Tjempaka jahanam itu pasti tahu, untuk seorang perempuan yang pernah berbadan kuat dan tidak bisa berhenti bekerja, ketidakberdayaanku benar-benar menyengsarakanku. Yung dan kemudian anak-anakku selalu memberiku cukup uang, namun aku terus ingin bekerja. Aku tahu tempat-tempat di mana aku bisa mendapatkan barang-barang yang banyak dicari orang Mantuong, baik huangiang maupun tonneng, seperti kerupuk udang dari Sidoardjo, kue tambang dari Tegal, dan muajie1 dari Cirebon.

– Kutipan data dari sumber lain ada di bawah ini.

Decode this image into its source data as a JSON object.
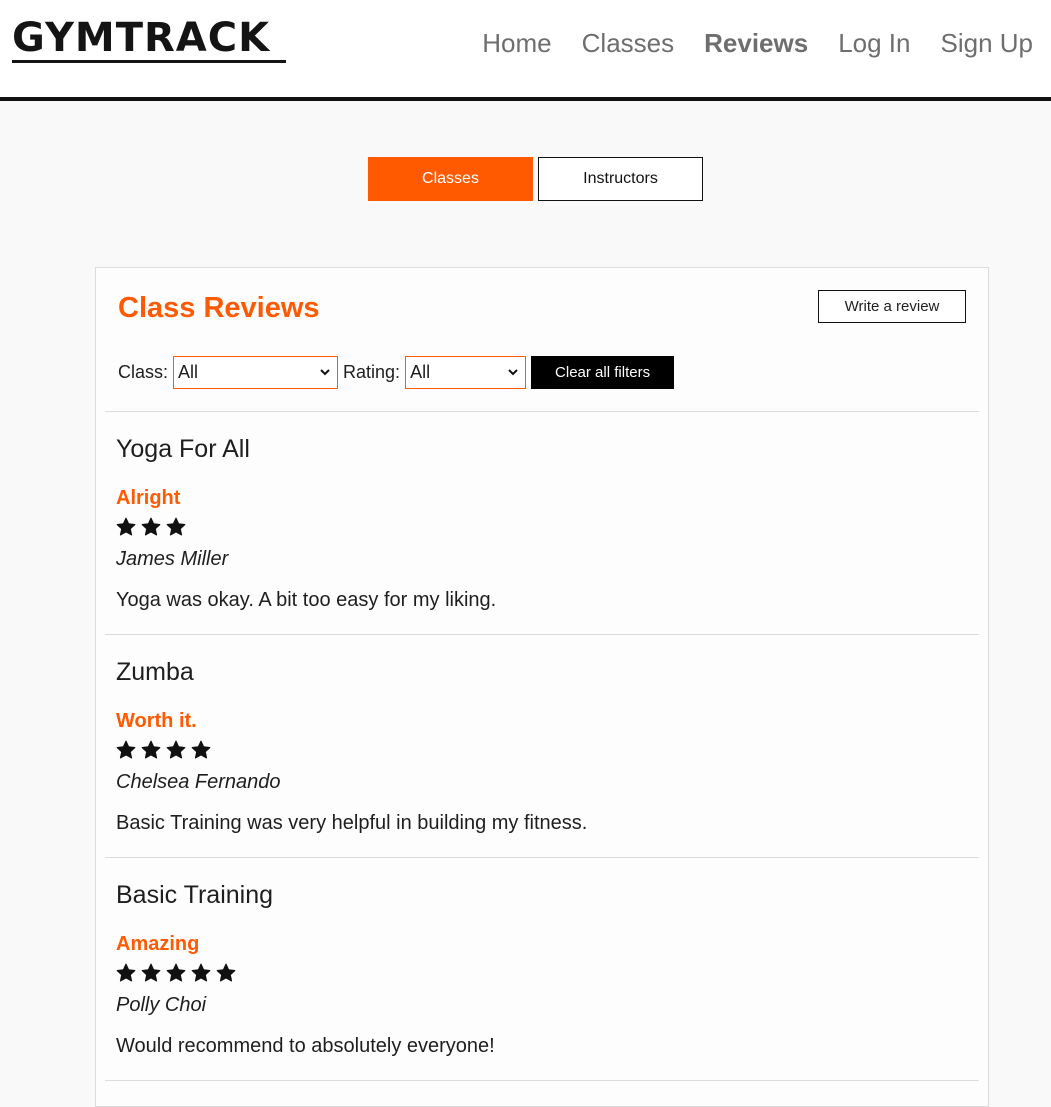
{
  "header": {
    "logo": "GYMTRACK",
    "nav": [
      {
        "label": "Home",
        "active": false
      },
      {
        "label": "Classes",
        "active": false
      },
      {
        "label": "Reviews",
        "active": true
      },
      {
        "label": "Log In",
        "active": false
      },
      {
        "label": "Sign Up",
        "active": false
      }
    ]
  },
  "toggle": {
    "classes_label": "Classes",
    "instructors_label": "Instructors",
    "selected": "Classes"
  },
  "reviews_panel": {
    "title": "Class Reviews",
    "write_review_label": "Write a review",
    "filters": {
      "class_label": "Class:",
      "class_value": "All",
      "rating_label": "Rating:",
      "rating_value": "All",
      "clear_label": "Clear all filters"
    },
    "reviews": [
      {
        "class_name": "Yoga For All",
        "title": "Alright",
        "rating": 3,
        "author": "James Miller",
        "text": "Yoga was okay. A bit too easy for my liking."
      },
      {
        "class_name": "Zumba",
        "title": "Worth it.",
        "rating": 4,
        "author": "Chelsea Fernando",
        "text": "Basic Training was very helpful in building my fitness."
      },
      {
        "class_name": "Basic Training",
        "title": "Amazing",
        "rating": 5,
        "author": "Polly Choi",
        "text": "Would recommend to absolutely everyone!"
      }
    ]
  },
  "colors": {
    "accent": "#ff5a00",
    "text": "#1e1e1e",
    "nav_text": "#6e6e6e",
    "star": "#111111"
  },
  "icons": {
    "star": "star-icon",
    "dropdown": "chevron-down-icon"
  }
}
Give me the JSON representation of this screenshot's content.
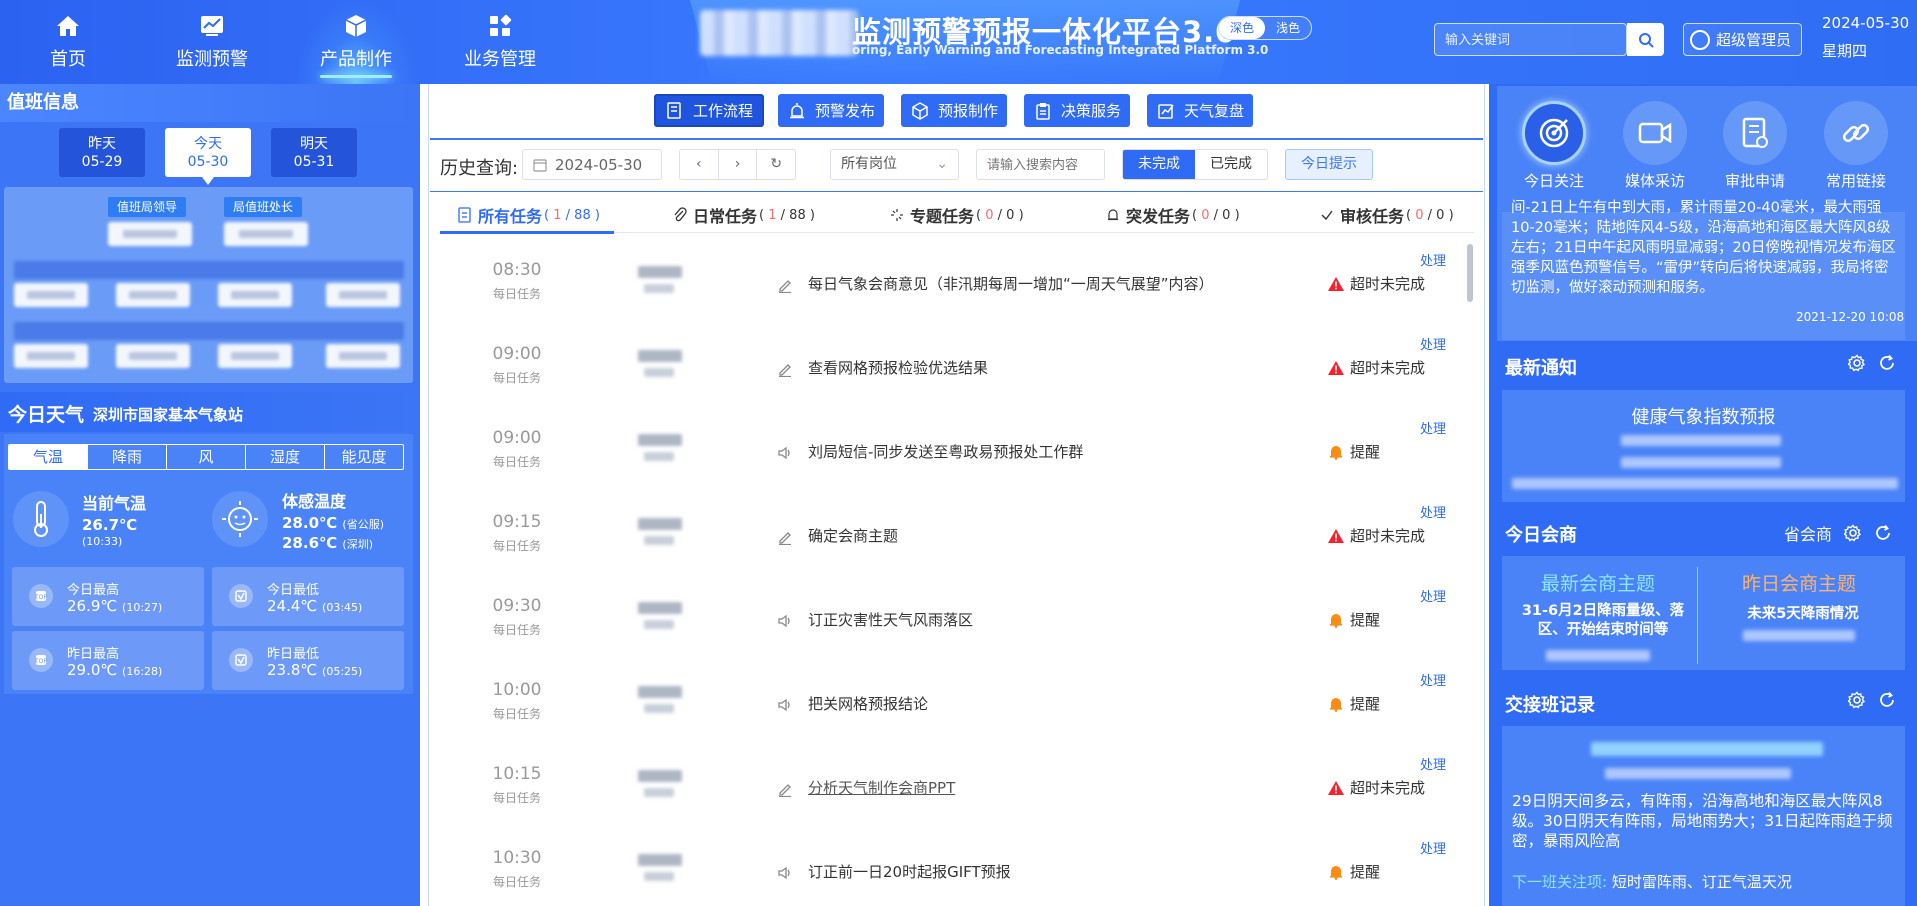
{
  "colors": {
    "primary": "#2f6bf5",
    "danger": "#f5222d",
    "warning": "#fa8c16",
    "accent_cyan": "#8ce6ff",
    "accent_orange": "#ffb36b"
  },
  "nav": [
    {
      "label": "首页",
      "icon": "home-icon"
    },
    {
      "label": "监测预警",
      "icon": "chart-icon"
    },
    {
      "label": "产品制作",
      "icon": "cube-icon",
      "active": true
    },
    {
      "label": "业务管理",
      "icon": "grid-icon"
    }
  ],
  "header": {
    "title": "监测预警预报一体化平台3.0",
    "subtitle": "oring, Early Warning and Forecasting Integrated Platform 3.0",
    "theme_dark": "深色",
    "theme_light": "浅色",
    "search_placeholder": "输入关键词",
    "user": "超级管理员",
    "date": "2024-05-30",
    "weekday": "星期四"
  },
  "duty": {
    "title": "值班信息",
    "days": [
      {
        "name": "昨天",
        "date": "05-29"
      },
      {
        "name": "今天",
        "date": "05-30",
        "selected": true
      },
      {
        "name": "明天",
        "date": "05-31"
      }
    ],
    "tags": [
      "值班局领导",
      "局值班处长"
    ]
  },
  "weather": {
    "title": "今日天气",
    "station": "深圳市国家基本气象站",
    "tabs": [
      "气温",
      "降雨",
      "风",
      "湿度",
      "能见度"
    ],
    "active_tab": "气温",
    "current_label": "当前气温",
    "current_value": "26.7℃",
    "current_time": "(10:33)",
    "feel_label": "体感温度",
    "feel_value1": "28.0℃",
    "feel_note1": "(省公服)",
    "feel_value2": "28.6℃",
    "feel_note2": "(深圳)",
    "cards": [
      {
        "label": "今日最高",
        "value": "26.9℃",
        "time": "(10:27)",
        "icon": "high-temp-icon"
      },
      {
        "label": "今日最低",
        "value": "24.4℃",
        "time": "(03:45)",
        "icon": "low-temp-icon"
      },
      {
        "label": "昨日最高",
        "value": "29.0℃",
        "time": "(16:28)",
        "icon": "high-temp-icon"
      },
      {
        "label": "昨日最低",
        "value": "23.8℃",
        "time": "(05:25)",
        "icon": "low-temp-icon"
      }
    ]
  },
  "workflow": [
    {
      "label": "工作流程",
      "active": true
    },
    {
      "label": "预警发布"
    },
    {
      "label": "预报制作"
    },
    {
      "label": "决策服务"
    },
    {
      "label": "天气复盘"
    }
  ],
  "filters": {
    "history_label": "历史查询:",
    "date": "2024-05-30",
    "post_select": "所有岗位",
    "keyword_placeholder": "请输入搜索内容",
    "undone": "未完成",
    "done": "已完成",
    "tip": "今日提示"
  },
  "task_tabs": [
    {
      "label": "所有任务",
      "done": "1",
      "total": "88",
      "active": true
    },
    {
      "label": "日常任务",
      "done": "1",
      "total": "88"
    },
    {
      "label": "专题任务",
      "done": "0",
      "total": "0"
    },
    {
      "label": "突发任务",
      "done": "0",
      "total": "0"
    },
    {
      "label": "审核任务",
      "done": "0",
      "total": "0"
    }
  ],
  "tasks": [
    {
      "time": "08:30",
      "type": "每日任务",
      "name": "每日气象会商意见（非汛期每周一增加“一周天气展望”内容）",
      "icon": "edit-icon",
      "status": "超时未完成",
      "kind": "overdue",
      "action": "处理"
    },
    {
      "time": "09:00",
      "type": "每日任务",
      "name": "查看网格预报检验优选结果",
      "icon": "edit-icon",
      "status": "超时未完成",
      "kind": "overdue",
      "action": "处理"
    },
    {
      "time": "09:00",
      "type": "每日任务",
      "name": "刘局短信-同步发送至粤政易预报处工作群",
      "icon": "speaker-icon",
      "status": "提醒",
      "kind": "remind",
      "action": "处理"
    },
    {
      "time": "09:15",
      "type": "每日任务",
      "name": "确定会商主题",
      "icon": "edit-icon",
      "status": "超时未完成",
      "kind": "overdue",
      "action": "处理"
    },
    {
      "time": "09:30",
      "type": "每日任务",
      "name": "订正灾害性天气风雨落区",
      "icon": "speaker-icon",
      "status": "提醒",
      "kind": "remind",
      "action": "处理"
    },
    {
      "time": "10:00",
      "type": "每日任务",
      "name": "把关网格预报结论",
      "icon": "speaker-icon",
      "status": "提醒",
      "kind": "remind",
      "action": "处理"
    },
    {
      "time": "10:15",
      "type": "每日任务",
      "name": "分析天气制作会商PPT",
      "icon": "edit-icon",
      "status": "超时未完成",
      "kind": "overdue",
      "action": "处理",
      "link": true
    },
    {
      "time": "10:30",
      "type": "每日任务",
      "name": "订正前一日20时起报GIFT预报",
      "icon": "speaker-icon",
      "status": "提醒",
      "kind": "remind",
      "action": "处理"
    }
  ],
  "quick": [
    {
      "label": "今日关注",
      "icon": "target-icon",
      "active": true
    },
    {
      "label": "媒体采访",
      "icon": "camera-icon"
    },
    {
      "label": "审批申请",
      "icon": "document-icon"
    },
    {
      "label": "常用链接",
      "icon": "link-icon"
    }
  ],
  "focus": {
    "text": "间-21日上午有中到大雨，累计雨量20-40毫米，最大雨强10-20毫米；陆地阵风4-5级，沿海高地和海区最大阵风8级左右；21日中午起风雨明显减弱；20日傍晚视情况发布海区强季风蓝色预警信号。“雷伊”转向后将快速减弱，我局将密切监测，做好滚动预测和服务。",
    "date": "2021-12-20 10:08"
  },
  "notice": {
    "title": "最新通知",
    "item_title": "健康气象指数预报"
  },
  "meeting": {
    "title": "今日会商",
    "scope": "省会商",
    "latest_title": "最新会商主题",
    "latest_text": "31-6月2日降雨量级、落区、开始结束时间等",
    "yesterday_title": "昨日会商主题",
    "yesterday_text": "未来5天降雨情况"
  },
  "handover": {
    "title": "交接班记录",
    "text": "29日阴天间多云，有阵雨，沿海高地和海区最大阵风8级。30日阴天有阵雨，局地雨势大；31日起阵雨趋于频密，暴雨风险高",
    "next_label": "下一班关注项:",
    "next_value": "短时雷阵雨、订正气温天况"
  }
}
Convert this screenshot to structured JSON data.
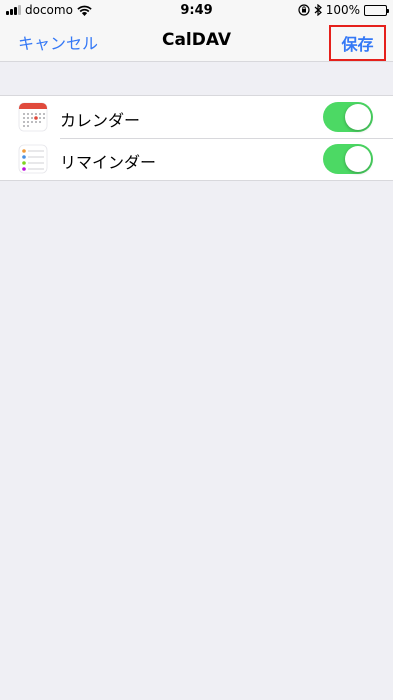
{
  "status_bar": {
    "carrier": "docomo",
    "time": "9:49",
    "battery_percent": "100%",
    "battery_level": 1.0
  },
  "nav": {
    "cancel_label": "キャンセル",
    "title": "CalDAV",
    "save_label": "保存"
  },
  "accent_color": "#3478f6",
  "toggle_color": "#4cd964",
  "highlight_color": "#e5201b",
  "items": [
    {
      "label": "カレンダー",
      "icon": "calendar-icon",
      "enabled": true
    },
    {
      "label": "リマインダー",
      "icon": "reminders-icon",
      "enabled": true
    }
  ]
}
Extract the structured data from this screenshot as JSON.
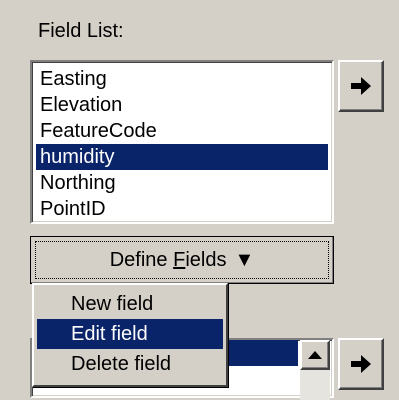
{
  "field_list": {
    "label": "Field List:",
    "items": [
      {
        "label": "Easting",
        "selected": false
      },
      {
        "label": "Elevation",
        "selected": false
      },
      {
        "label": "FeatureCode",
        "selected": false
      },
      {
        "label": "humidity",
        "selected": true
      },
      {
        "label": "Northing",
        "selected": false
      },
      {
        "label": "PointID",
        "selected": false
      }
    ]
  },
  "define_fields": {
    "label_prefix": "Define ",
    "label_accel": "F",
    "label_suffix": "ields",
    "dropdown_glyph": "▼"
  },
  "menu": {
    "items": [
      {
        "label": "New field",
        "highlighted": false
      },
      {
        "label": "Edit field",
        "highlighted": true
      },
      {
        "label": "Delete field",
        "highlighted": false
      }
    ]
  },
  "icons": {
    "add_arrow": "right-arrow-icon",
    "scroll_up": "up-arrow-icon"
  },
  "colors": {
    "face": "#d4d0c8",
    "selection": "#0a246a"
  }
}
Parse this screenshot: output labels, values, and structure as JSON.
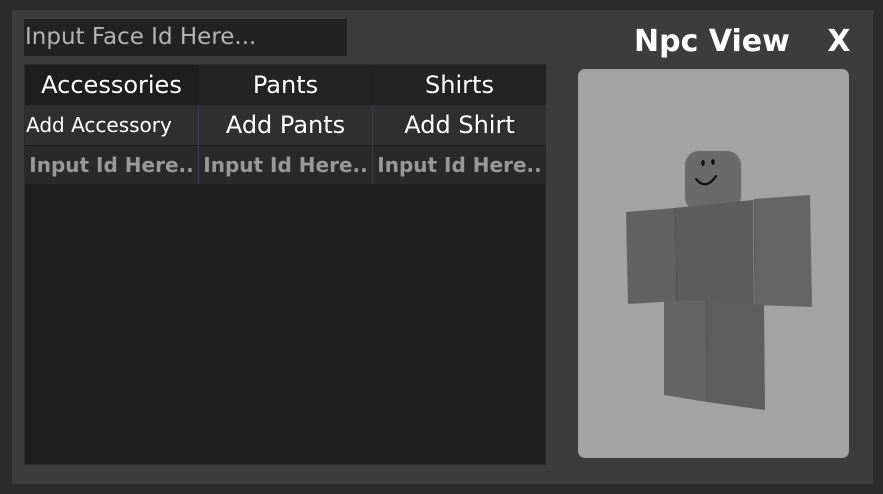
{
  "face_input": {
    "placeholder": "Input Face Id Here..."
  },
  "header": {
    "title": "Npc View",
    "close_label": "X"
  },
  "columns": [
    {
      "header": "Accessories",
      "button": "Add Accessory",
      "input_placeholder": "Input Id Here.."
    },
    {
      "header": "Pants",
      "button": "Add Pants",
      "input_placeholder": "Input Id Here.."
    },
    {
      "header": "Shirts",
      "button": "Add Shirt",
      "input_placeholder": "Input Id Here.."
    }
  ],
  "colors": {
    "background": "#2b2b2b",
    "window": "#3c3c3c",
    "panel": "#1e1e1e",
    "viewport": "#a3a3a3",
    "npc_body": "#646464"
  }
}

Semuanya dikirim dengan kereta api ke gudang kecilku di dekat stasiun, lalu kukirim ke kios-kios langgananku di Pasar Baru, Encim Tjai, Encim Tan, Encek Lim, Ibu Sukasah dan banyak lagi. Aku tak pernah mendapat tanda terima dari mereka, tapi masa itu tidak ada pelanggan yang menipuku. Saat aku masih punya mobil, aku mengirim dagangan dengan mobil. Belakangan, saat toko Yung bangkrut karena salah kelola dan pertengkaran anak-anakku, saat keadaan menjadi sulit di tahun-tahun berbahaya, aku harus pindah ke rumah kecil dan kendaraan terpaksa dijual, aku tetap bekerja dan pergi mengirim daganganku dengan beechia.
Ada beberapa tukang beechia yang sering mengantarku, namun yang paling kupercaya adalah seorang yang lebih sering kupanggil nileung, si tuli, sampai aku lupa nama sebenarnya. Kupanggil demikian karena dia memang tuli melebihi Cholil. Dia jujur dan tak pernah ikut berjudi dengan tukang-tukang beechia yang lain, sehingga bisa menabung untuk membeli beechia-nya sendiri. Belakangan, kudengar dia memiliki beberapa beechia lain yang disewakannya. Aku gembira untuknya. Si tuli itu sudah menjadi juragan beechia!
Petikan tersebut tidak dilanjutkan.